Course Outline

list Introduction to Statistics: A Modeling Approach

3.0 Examining Distributions

The Concept of Distribution

Assuming we have a tidy data set to work with, the next step in data analysis is to begin looking at the variation in your measures. This leads us to one of the most fundamental concepts in statistics, the concept of distribution. Wild (2006) defines the concept of distribution as “the pattern of variation in a variable or set of variables” and it is like a “lens” through which we can view variation in data (figure from Wild, C. (2006).)

The concept of distribution is complex; most people do not understand it all at once. If you find it difficult or vague, don’t worry. Just know, for now, that it will be a major concept throughout this course, and we will keep adding more dimensions to it as we progress.

Thinking about distributions requires you to think abstractly, at a higher level, about your data.
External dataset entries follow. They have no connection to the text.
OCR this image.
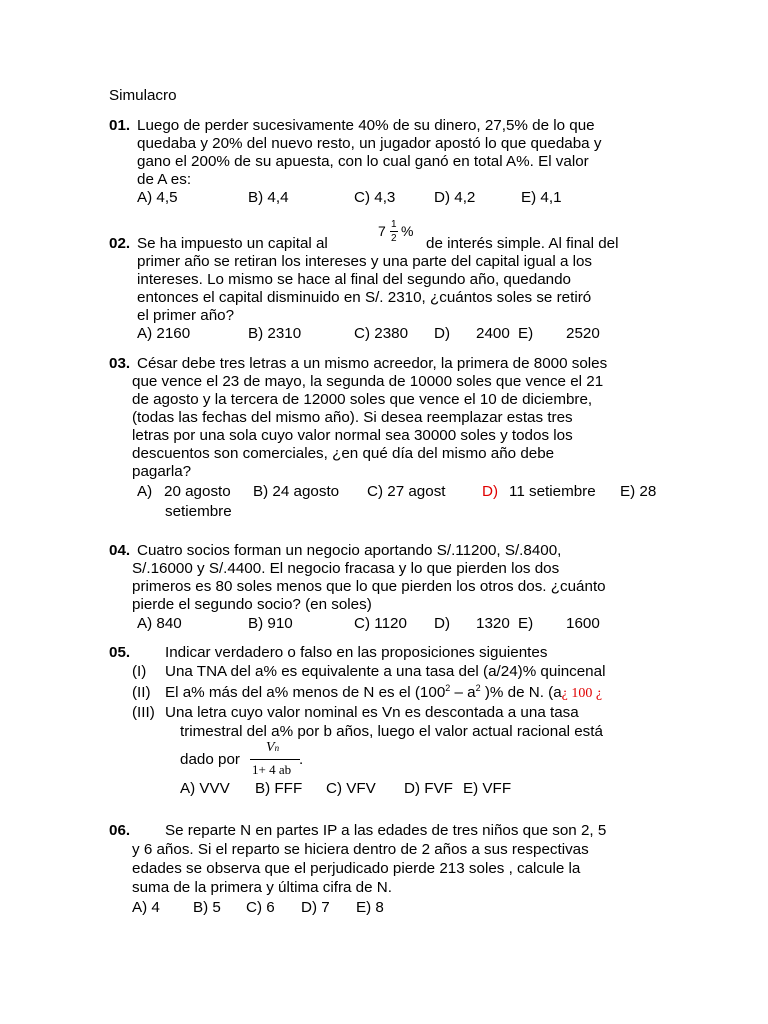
Simulacro
01. Luego de perder sucesivamente 40% de su dinero, 27,5% de lo que
quedaba y 20% del nuevo resto, un jugador apostó lo que quedaba y
gano el 200% de su apuesta, con lo cual ganó en total A%. El valor
de A es:
A) 4,5	B) 4,4	C) 4,3	D) 4,2	E) 4,1
7 1
2 %
02. Se ha impuesto un capital al	de interés simple. Al final del
primer año se retiran los intereses y una parte del capital igual a los
intereses. Lo mismo se hace al final del segundo año, quedando
entonces el capital disminuido en S/. 2310, ¿cuántos soles se retiró
el primer año?
A) 2160	B) 2310	C) 2380 D) 2400 E) 2520
03. César debe tres letras a un mismo acreedor, la primera de 8000 soles
que vence el 23 de mayo, la segunda de 10000 soles que vence el 21
de agosto y la tercera de 12000 soles que vence el 10 de diciembre,
(todas las fechas del mismo año). Si desea reemplazar estas tres
letras por una sola cuyo valor normal sea 30000 soles y todos los
descuentos son comerciales, ¿en qué día del mismo año debe
pagarla?
A) 20 agosto B) 24 agosto C) 27 agost D) 11 setiembre E) 28
setiembre
04. Cuatro socios forman un negocio aportando S/.11200, S/.8400,
S/.16000 y S/.4400. El negocio fracasa y lo que pierden los dos
primeros es 80 soles menos que lo que pierden los otros dos. ¿cuánto
pierde el segundo socio? (en soles)
A) 840	B) 910	C) 1120 D) 1320 E) 1600
05. Indicar verdadero o falso en las proposiciones siguientes
(I) Una TNA del a% es equivalente a una tasa del (a/24)% quincenal
(II) El a% más del a% menos de N es el ($100^2 - a^2$ )% de N. (a¿ 100 ¿
(III) Una letra cuyo valor nominal es Vn es descontada a una tasa
trimestral del a% por b años, luego el valor actual racional está
dado por
Vn
1+ 4 ab
.
A) VVV B) FFF C) VFV D) FVF E) VFF
06. Se reparte N en partes IP a las edades de tres niños que son 2, 5
y 6 años. Si el reparto se hiciera dentro de 2 años a sus respectivas
edades se observa que el perjudicado pierde 213 soles , calcule la
suma de la primera y última cifra de N.
A) 4 B) 5 C) 6 D) 7 E) 8
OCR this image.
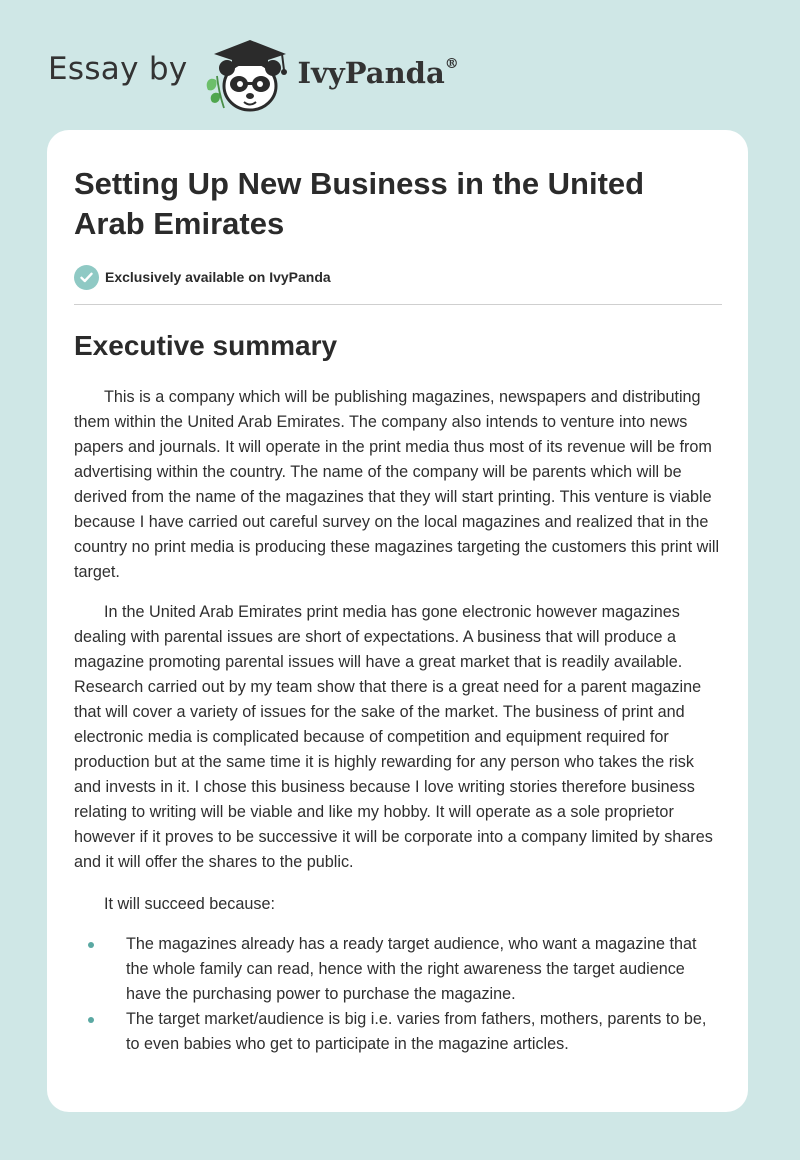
Essay by	IvyPanda®
Setting Up New Business in the United Arab Emirates
Exclusively available on IvyPanda
Executive summary

This is a company which will be publishing magazines, newspapers and distributing them within the United Arab Emirates. The company also intends to venture into news papers and journals. It will operate in the print media thus most of its revenue will be from advertising within the country. The name of the company will be parents which will be derived from the name of the magazines that they will start printing. This venture is viable because I have carried out careful survey on the local magazines and realized that in the country no print media is producing these magazines targeting the customers this print will target.

In the United Arab Emirates print media has gone electronic however magazines dealing with parental issues are short of expectations. A business that will produce a magazine promoting parental issues will have a great market that is readily available. Research carried out by my team show that there is a great need for a parent magazine that will cover a variety of issues for the sake of the market. The business of print and electronic media is complicated because of competition and equipment required for production but at the same time it is highly rewarding for any person who takes the risk and invests in it. I chose this business because I love writing stories therefore business relating to writing will be viable and like my hobby. It will operate as a sole proprietor however if it proves to be successive it will be corporate into a company limited by shares and it will offer the shares to the public.

It will succeed because:

The magazines already has a ready target audience, who want a magazine that the whole family can read, hence with the right awareness the target audience have the purchasing power to purchase the magazine.
The target market/audience is big i.e. varies from fathers, mothers, parents to be, to even babies who get to participate in the magazine articles.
You must shift your thinking from a focus on the individual observations in your data set (e.g., the 20 people you have sampled) to a focus—first, on just one attribute along which the observations vary; and second, to a focus on the pattern of variation in the attribute across the sample.

Note that not just any bunch of numbers can be thought of as a distribution. The numbers must all be measures of the same attribute. So, for example, if you have measures of height and weight on a sample of 20 people, you can’t just lump the height and weight numbers into a single distribution. You can, however, examine the distribution of height and the distribution of weight separately.

Data are inherently complex; even a small data set includes lots of numbers and lots of variation. By using the concept of distribution, we can begin to see all this variation as characteristic of a single thing: a distribution. The concept of distribution allows us to see the whole as greater than the sum of the parts; the forest for the trees.